Willie Wilson is a millionaire businessman and well-known philanthropist in Chicago, and he is also one of the city's many mayoral candidates.

As he continues his bid to unseat Mayor Rahm Emmanuel, according to FOX 5 DC, Wilson donated about $300,000 in cash and checks to members of New Covenant Missionary Baptist Church on Sunday, July 22.

Photo: GIPHY

"My wife and I have been blessed by God to be able to get a few of the material things out of life, and so it's up to us to now continually to share back with all of you all and others," Wilson told members of the church members, according to WGN-TV.

People at the church were reportedly delighted to receive the money from Wilson. However, some are calling foul, accusing the candidate of attempting to buy votes.

Illinois Governor Bruce Rauner (R), who is seeking re-election, was one of those none too pleased about Wilson's charity act. 

“I think the idea of handing out cash if you’re a candidate for office is outrageous,” Rauner said. “It should not happen. I learned after the fact, and I was pretty upset when I heard it was going on.”

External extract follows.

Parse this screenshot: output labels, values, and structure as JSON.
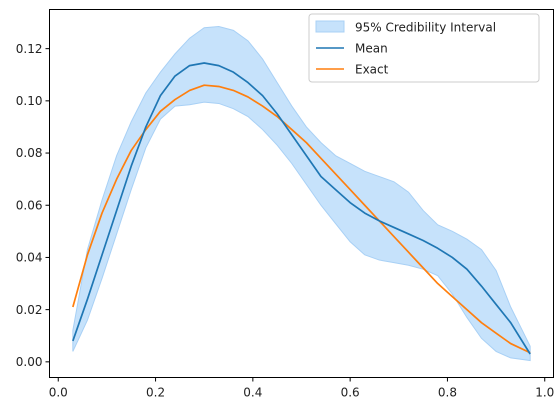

Rauner was reportedly doubly upset because he happened to have spoken at the very same church the very same day Wilson decided to give the money away. He made it clear to reporters that he is not associated with Wilson, and he isn't trying to buy the black vote.

Election officials claim Wilson did nothing wrong.

“As far as we can see, it looks like he didn’t use campaign funds for this,” Illinois State Board of Elections spokesman Matt Dietrich told the Chicago Tribune. “And there doesn’t appear to have been any quid pro quo, like, ‘Here’s some money, vote for me.’ So from our perspective, it doesn’t look like there was anything illegal about this.”

The money the business distributed came reportedly from Wilson's charitable nonprofit foundation, the Dr. Willie Wilson Foundation. 

"What I do with my own money, is my own money," Wilson said according to ABC Chicago. "I mean look, can't nobody tell me to do with my own money."

Photo: GIPHY

Chicago Board of Election Commissioners spokesman Jim Allen confirmed the board would be keeping an eye on the situation. 

“We haven’t received a formal complaint, and even if we did, we aren’t in the municipal campaign yet, so it’s not clear what our authority would be, other than to refer the situation to law enforcement,” noted Allen.

The attorney general's office — who oversees charities — is also investigating the matter.